Siblings Babysitting

Any mom who has multiple kids has at some point thought, "Should I let them sit for each other, or will it turn into a WWF match?" Siblings sitting for siblings can be challenging, especially when there's no incentive for them to do the job right. But never fear — even the most stubborn big brother or sister can become a good babysitter with the right coaxing. Read on for tips on how to ensure that your siblings don't end up reenacting the Trojan Wars.

Establish authority
Often, when sibling sitting jobs go sour, it's because the sibling who is left in charge of the kids has not received enough authority or grown-up privileges in previous interactions with you, their parent. In order for the younger siblings to obey another sibling, they need to start seeing that sibling as an authority figure. The most credible way to establish this is through your actions. Find ways to let your kids know that, for instance, Cindy is now a "grown-up." This might mean letting her sit in the front seat of the car, upping her allowance or even just changing your tone of voice with her.

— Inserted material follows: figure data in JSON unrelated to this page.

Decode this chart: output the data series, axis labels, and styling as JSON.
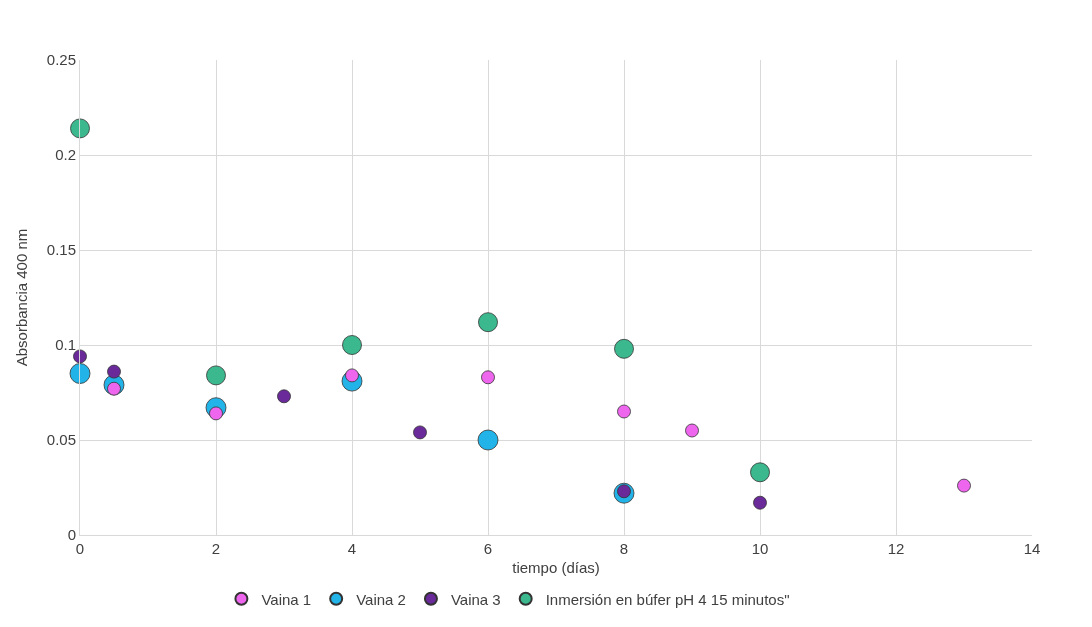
{
  "chart_data": {
    "type": "scatter",
    "xlabel": "tiempo (días)",
    "ylabel": "Absorbancia 400 nm",
    "xlim": [
      0,
      14
    ],
    "xticks": [
      0,
      2,
      4,
      6,
      8,
      10,
      12,
      14
    ],
    "ylim": [
      0,
      0.25
    ],
    "yticks": [
      0,
      0.05,
      0.1,
      0.15,
      0.2,
      0.25
    ],
    "grid": true,
    "legend": "bottom",
    "marker": "circle",
    "series": [
      {
        "name": "Vaina 1",
        "color": "#ee66ee",
        "x": [
          0.5,
          2,
          4,
          6,
          8,
          9,
          13
        ],
        "values": [
          0.077,
          0.064,
          0.084,
          0.083,
          0.065,
          0.055,
          0.026
        ]
      },
      {
        "name": "Vaina 2",
        "color": "#22b4e8",
        "x": [
          0,
          0.5,
          2,
          4,
          6,
          8
        ],
        "values": [
          0.085,
          0.079,
          0.067,
          0.081,
          0.05,
          0.022
        ]
      },
      {
        "name": "Vaina 3",
        "color": "#6a2a9a",
        "x": [
          0,
          0.5,
          3,
          5,
          8,
          10
        ],
        "values": [
          0.094,
          0.086,
          0.073,
          0.054,
          0.023,
          0.017
        ]
      },
      {
        "name": "Inmersión en búfer pH 4 15 minutos\"",
        "color": "#3cb88e",
        "x": [
          0,
          2,
          4,
          6,
          8,
          10
        ],
        "values": [
          0.214,
          0.084,
          0.1,
          0.112,
          0.098,
          0.033
        ]
      }
    ]
  }
}
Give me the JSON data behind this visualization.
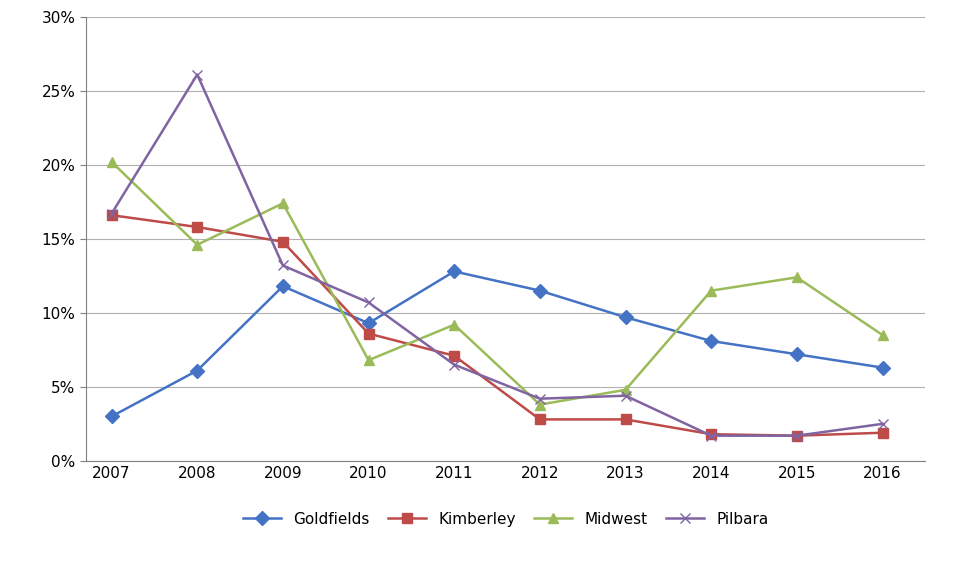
{
  "years": [
    2007,
    2008,
    2009,
    2010,
    2011,
    2012,
    2013,
    2014,
    2015,
    2016
  ],
  "goldfields": [
    0.03,
    0.061,
    0.118,
    0.093,
    0.128,
    0.115,
    0.097,
    0.081,
    0.072,
    0.063
  ],
  "kimberley": [
    0.166,
    0.158,
    0.148,
    0.086,
    0.071,
    0.028,
    0.028,
    0.018,
    0.017,
    0.019
  ],
  "midwest": [
    0.202,
    0.146,
    0.174,
    0.068,
    0.092,
    0.038,
    0.048,
    0.115,
    0.124,
    0.085
  ],
  "pilbara": [
    0.167,
    0.261,
    0.132,
    0.107,
    0.065,
    0.042,
    0.044,
    0.017,
    0.017,
    0.025
  ],
  "colors": {
    "goldfields": "#4472C4",
    "kimberley": "#BE4B48",
    "midwest": "#9BBB59",
    "pilbara": "#8064A2"
  },
  "markers": {
    "goldfields": "D",
    "kimberley": "s",
    "midwest": "^",
    "pilbara": "x"
  },
  "legend_labels": [
    "Goldfields",
    "Kimberley",
    "Midwest",
    "Pilbara"
  ],
  "ylim": [
    0,
    0.3
  ],
  "yticks": [
    0.0,
    0.05,
    0.1,
    0.15,
    0.2,
    0.25,
    0.3
  ],
  "background_color": "#FFFFFF",
  "grid_color": "#B0B0B0"
}
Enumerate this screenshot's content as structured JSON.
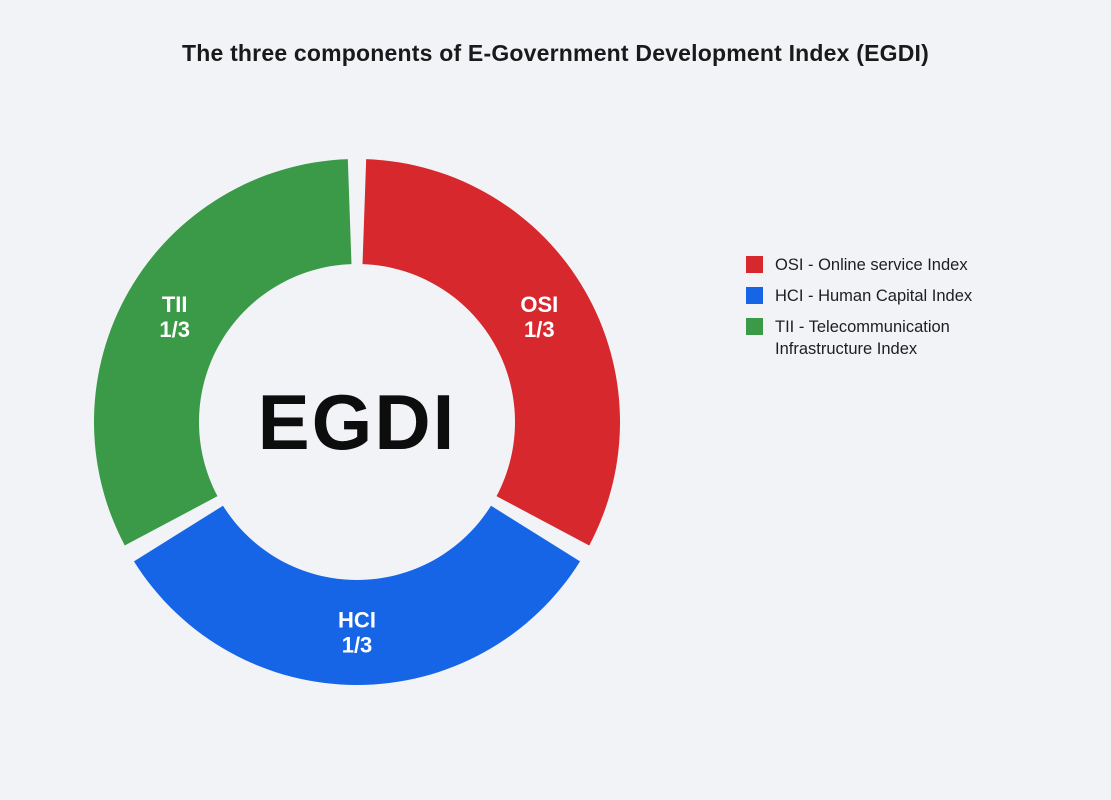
{
  "title": "The three components of E-Government Development Index (EGDI)",
  "colors": {
    "background": "#f2f3f7",
    "osi_red": "#d7282e",
    "hci_blue": "#1565e6",
    "tii_green": "#3b9a47"
  },
  "chart_data": {
    "type": "pie",
    "subtype": "donut",
    "title": "The three components of E-Government Development Index (EGDI)",
    "center_label": "EGDI",
    "categories": [
      "OSI",
      "HCI",
      "TII"
    ],
    "values": [
      33.33,
      33.33,
      33.33
    ],
    "value_labels": [
      "1/3",
      "1/3",
      "1/3"
    ],
    "legend_position": "right",
    "gap_degrees": 4,
    "segments": [
      {
        "abbr": "OSI",
        "value_label": "1/3",
        "color": "#d7282e",
        "start_deg": 2,
        "end_deg": 118
      },
      {
        "abbr": "HCI",
        "value_label": "1/3",
        "color": "#1565e6",
        "start_deg": 122,
        "end_deg": 238
      },
      {
        "abbr": "TII",
        "value_label": "1/3",
        "color": "#3b9a47",
        "start_deg": 242,
        "end_deg": 358
      }
    ],
    "legend": [
      {
        "label": "OSI - Online service Index",
        "color": "#d7282e"
      },
      {
        "label": "HCI - Human Capital Index",
        "color": "#1565e6"
      },
      {
        "label": "TII - Telecommunication Infrastructure Index",
        "color": "#3b9a47"
      }
    ]
  }
}
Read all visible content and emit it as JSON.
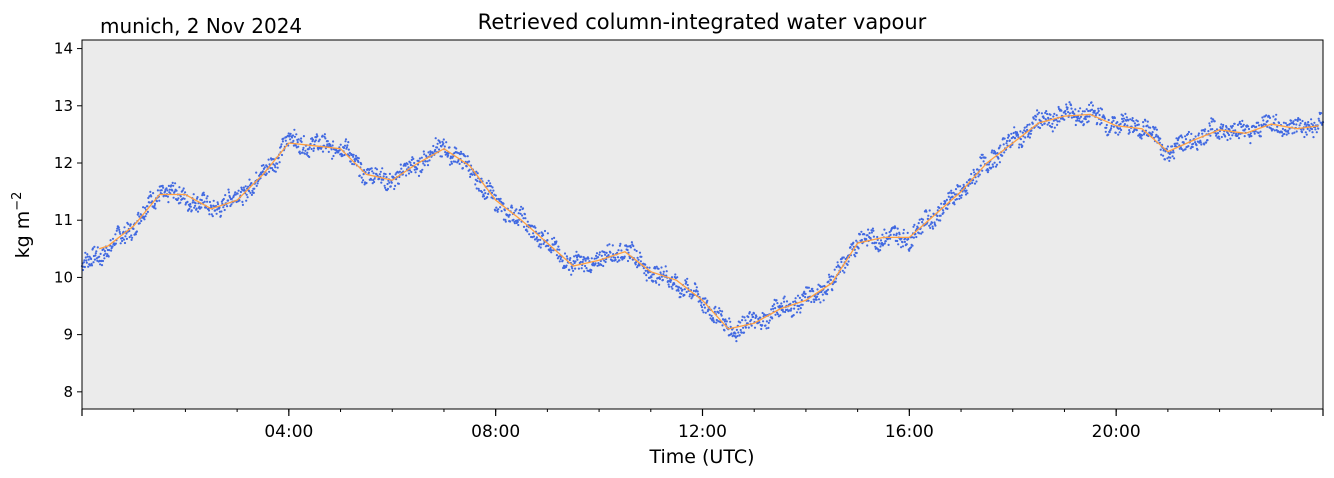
{
  "chart_data": {
    "type": "line",
    "title": "Retrieved column-integrated water vapour",
    "location_date": "munich, 2 Nov 2024",
    "xlabel": "Time (UTC)",
    "ylabel": "kg m",
    "ylabel_superscript": "−2",
    "xlim": [
      "00:00",
      "24:00"
    ],
    "ylim": [
      7.7,
      14.15
    ],
    "x_ticks": [
      "04:00",
      "08:00",
      "12:00",
      "16:00",
      "20:00"
    ],
    "y_ticks": [
      8,
      9,
      10,
      11,
      12,
      13,
      14
    ],
    "grid": false,
    "colors": {
      "background": "#ebebeb",
      "raw": "#4169e1",
      "smooth": "#ff9f40"
    },
    "series": [
      {
        "role": "raw",
        "style": "scatter",
        "spread": 0.15,
        "x": [
          "00:00",
          "00:30",
          "01:00",
          "01:30",
          "02:00",
          "02:30",
          "03:00",
          "03:30",
          "04:00",
          "04:30",
          "05:00",
          "05:30",
          "06:00",
          "06:30",
          "07:00",
          "07:30",
          "08:00",
          "08:30",
          "09:00",
          "09:30",
          "10:00",
          "10:30",
          "11:00",
          "11:30",
          "12:00",
          "12:30",
          "13:00",
          "13:30",
          "14:00",
          "14:30",
          "15:00",
          "15:30",
          "16:00",
          "16:30",
          "17:00",
          "17:30",
          "18:00",
          "18:30",
          "19:00",
          "19:30",
          "20:00",
          "20:30",
          "21:00",
          "21:30",
          "22:00",
          "22:30",
          "23:00",
          "23:30",
          "24:00"
        ],
        "values": [
          10.2,
          10.5,
          10.9,
          11.5,
          11.4,
          11.2,
          11.4,
          11.8,
          12.4,
          12.3,
          12.3,
          11.8,
          11.7,
          12.0,
          12.3,
          11.9,
          11.3,
          11.0,
          10.6,
          10.2,
          10.3,
          10.5,
          10.1,
          9.9,
          9.6,
          9.1,
          9.2,
          9.45,
          9.6,
          9.9,
          10.65,
          10.7,
          10.7,
          11.1,
          11.5,
          12.0,
          12.4,
          12.7,
          12.85,
          12.85,
          12.65,
          12.65,
          12.2,
          12.4,
          12.6,
          12.55,
          12.7,
          12.6,
          12.7
        ]
      },
      {
        "role": "smoothed",
        "style": "line",
        "x": [
          "00:20",
          "00:30",
          "01:00",
          "01:30",
          "02:00",
          "02:30",
          "03:00",
          "03:30",
          "04:00",
          "04:30",
          "05:00",
          "05:30",
          "06:00",
          "06:30",
          "07:00",
          "07:30",
          "08:00",
          "08:30",
          "09:00",
          "09:30",
          "10:00",
          "10:30",
          "11:00",
          "11:30",
          "12:00",
          "12:30",
          "13:00",
          "13:30",
          "14:00",
          "14:30",
          "15:00",
          "15:30",
          "16:00",
          "16:30",
          "17:00",
          "17:30",
          "18:00",
          "18:30",
          "19:00",
          "19:30",
          "20:00",
          "20:30",
          "21:00",
          "21:30",
          "22:00",
          "22:30",
          "23:00",
          "23:30",
          "23:55"
        ],
        "values": [
          10.5,
          10.55,
          10.9,
          11.45,
          11.45,
          11.2,
          11.35,
          11.8,
          12.35,
          12.3,
          12.25,
          11.8,
          11.7,
          12.0,
          12.25,
          11.95,
          11.35,
          11.0,
          10.6,
          10.2,
          10.3,
          10.45,
          10.1,
          9.95,
          9.6,
          9.1,
          9.2,
          9.45,
          9.6,
          9.9,
          10.6,
          10.7,
          10.7,
          11.1,
          11.5,
          12.0,
          12.35,
          12.7,
          12.82,
          12.85,
          12.65,
          12.6,
          12.2,
          12.4,
          12.58,
          12.52,
          12.68,
          12.6,
          12.65
        ]
      }
    ]
  }
}
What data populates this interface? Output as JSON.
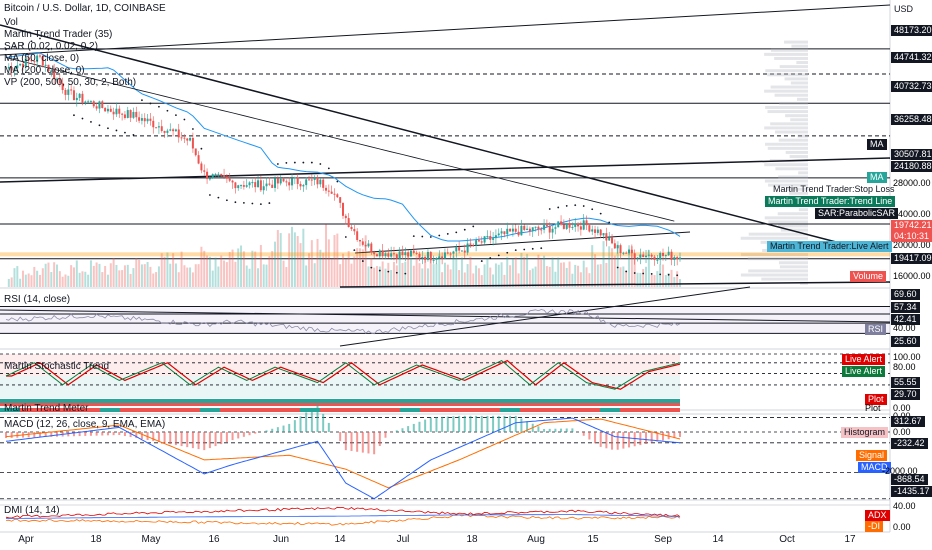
{
  "header": {
    "title": "Bitcoin / U.S. Dollar, 1D, COINBASE",
    "indicators": [
      "Vol",
      "Martin Trend Trader (35)",
      "SAR (0.02, 0.02, 0.2)",
      "MA (50, close, 0)",
      "MA (200, close, 0)",
      "VP (200, 500, 50, 30, 2, Both)"
    ]
  },
  "currency": "USD",
  "price_axis": {
    "ticks": [
      "28000.00",
      "24000.00",
      "20000.00",
      "16000.00"
    ],
    "hlines": [
      {
        "label": "48173.20",
        "value": 48173.2
      },
      {
        "label": "44741.32",
        "value": 44741.32
      },
      {
        "label": "40732.73",
        "value": 40732.73
      },
      {
        "label": "36258.48",
        "value": 36258.48
      },
      {
        "label": "30507.81",
        "value": 30507.81
      },
      {
        "label": "24180.88",
        "value": 24180.88
      },
      {
        "label": "19417.09",
        "value": 19417.09
      }
    ],
    "last_price": "19742.21",
    "countdown": "04:10:31",
    "tags": {
      "ma": "MA",
      "ma2": "MA",
      "stop_loss": "Martin Trend Trader:Stop Loss",
      "trend_line": "Martin Trend Trader:Trend Line",
      "sar": "SAR:ParabolicSAR",
      "live_alert": "Martin Trend Trader:Live Alert",
      "volume": "Volume"
    }
  },
  "rsi": {
    "title": "RSI (14, close)",
    "levels": [
      "69.60",
      "57.34",
      "42.41",
      "40.00",
      "25.60"
    ],
    "tag": "RSI"
  },
  "stoch": {
    "title": "Martin Stochastic Trend",
    "levels": [
      "100.00",
      "80.00",
      "55.55",
      "29.70",
      "0.00"
    ],
    "tags": [
      "Live Alert",
      "Live Alert",
      "Plot"
    ]
  },
  "meter": {
    "title": "Martin Trend Meter",
    "value": "0.00",
    "tag": "Plot"
  },
  "macd": {
    "title": "MACD (12, 26, close, 9, EMA, EMA)",
    "levels": [
      "312.67",
      "0.00",
      "-232.42",
      "-2000.00",
      "-868.54",
      "-1435.17"
    ],
    "tags": [
      "Histogram",
      "Signal",
      "MACD"
    ]
  },
  "dmi": {
    "title": "DMI (14, 14)",
    "levels": [
      "40.00",
      "0.00"
    ],
    "tags": [
      "ADX",
      "-DI"
    ]
  },
  "colors": {
    "up": "#26a69a",
    "down": "#ef5350",
    "ma50": "#2196f3",
    "ma200": "#131722",
    "macd": "#2962ff",
    "signal": "#ff6d00",
    "rsi": "#7e57c2"
  },
  "chart_data": {
    "type": "candlestick",
    "symbol": "BTCUSD",
    "x_labels": [
      "Apr",
      "18",
      "May",
      "16",
      "Jun",
      "14",
      "Jul",
      "18",
      "Aug",
      "15",
      "Sep",
      "14",
      "Oct",
      "17"
    ],
    "ylim": [
      15000,
      52000
    ],
    "last_price": 19742.21,
    "price_path": [
      [
        0,
        45500
      ],
      [
        12,
        47000
      ],
      [
        22,
        42000
      ],
      [
        35,
        40000
      ],
      [
        45,
        39000
      ],
      [
        55,
        37500
      ],
      [
        65,
        35500
      ],
      [
        70,
        31000
      ],
      [
        80,
        29800
      ],
      [
        90,
        29500
      ],
      [
        100,
        30000
      ],
      [
        110,
        30000
      ],
      [
        115,
        29000
      ],
      [
        120,
        25000
      ],
      [
        125,
        22000
      ],
      [
        130,
        20500
      ],
      [
        140,
        20000
      ],
      [
        150,
        19800
      ],
      [
        160,
        20500
      ],
      [
        170,
        22000
      ],
      [
        180,
        23200
      ],
      [
        190,
        23500
      ],
      [
        200,
        24200
      ],
      [
        205,
        24000
      ],
      [
        210,
        23000
      ],
      [
        215,
        21000
      ],
      [
        220,
        20100
      ],
      [
        230,
        19900
      ],
      [
        238,
        19742
      ]
    ],
    "volume_points": [
      [
        0,
        0.3
      ],
      [
        40,
        0.4
      ],
      [
        70,
        0.55
      ],
      [
        80,
        0.7
      ],
      [
        120,
        0.9
      ],
      [
        125,
        0.75
      ],
      [
        140,
        0.5
      ],
      [
        200,
        0.45
      ],
      [
        215,
        0.7
      ],
      [
        238,
        0.3
      ]
    ],
    "rsi_points": [
      [
        0,
        48
      ],
      [
        30,
        55
      ],
      [
        70,
        40
      ],
      [
        80,
        45
      ],
      [
        115,
        30
      ],
      [
        130,
        28
      ],
      [
        160,
        45
      ],
      [
        190,
        62
      ],
      [
        205,
        60
      ],
      [
        215,
        38
      ],
      [
        238,
        40
      ]
    ],
    "stoch_points": [
      [
        0,
        50
      ],
      [
        10,
        80
      ],
      [
        20,
        30
      ],
      [
        30,
        75
      ],
      [
        40,
        40
      ],
      [
        55,
        80
      ],
      [
        65,
        30
      ],
      [
        75,
        70
      ],
      [
        85,
        40
      ],
      [
        95,
        70
      ],
      [
        110,
        35
      ],
      [
        120,
        80
      ],
      [
        130,
        30
      ],
      [
        145,
        75
      ],
      [
        160,
        40
      ],
      [
        175,
        85
      ],
      [
        185,
        30
      ],
      [
        195,
        80
      ],
      [
        205,
        35
      ],
      [
        215,
        20
      ],
      [
        225,
        60
      ],
      [
        238,
        80
      ]
    ],
    "macd_points": [
      [
        0,
        -200
      ],
      [
        40,
        100
      ],
      [
        70,
        -900
      ],
      [
        80,
        -700
      ],
      [
        110,
        -200
      ],
      [
        120,
        -1100
      ],
      [
        130,
        -1435
      ],
      [
        150,
        -600
      ],
      [
        180,
        200
      ],
      [
        200,
        300
      ],
      [
        215,
        -100
      ],
      [
        238,
        -232
      ]
    ],
    "signal_points": [
      [
        0,
        -100
      ],
      [
        40,
        150
      ],
      [
        70,
        -600
      ],
      [
        100,
        -500
      ],
      [
        120,
        -800
      ],
      [
        135,
        -1200
      ],
      [
        160,
        -600
      ],
      [
        190,
        200
      ],
      [
        210,
        280
      ],
      [
        238,
        -150
      ]
    ],
    "dmi_points": [
      [
        0,
        20
      ],
      [
        60,
        28
      ],
      [
        120,
        35
      ],
      [
        160,
        25
      ],
      [
        200,
        30
      ],
      [
        238,
        22
      ]
    ],
    "dmi2_points": [
      [
        0,
        15
      ],
      [
        60,
        12
      ],
      [
        120,
        8
      ],
      [
        160,
        22
      ],
      [
        200,
        18
      ],
      [
        238,
        20
      ]
    ]
  }
}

If you don't establish for some time before the job that Cindy is in change of her younger siblings at age 12, and start treating her as such, two things will happen. First, the kids will walk all over her when you leave the house, and second, Cindy herself will revert to "kid mode" and be much more likely to yell back and start swinging when they act up with her. Kids who are treated like adults begin acting like adults. It's that simple.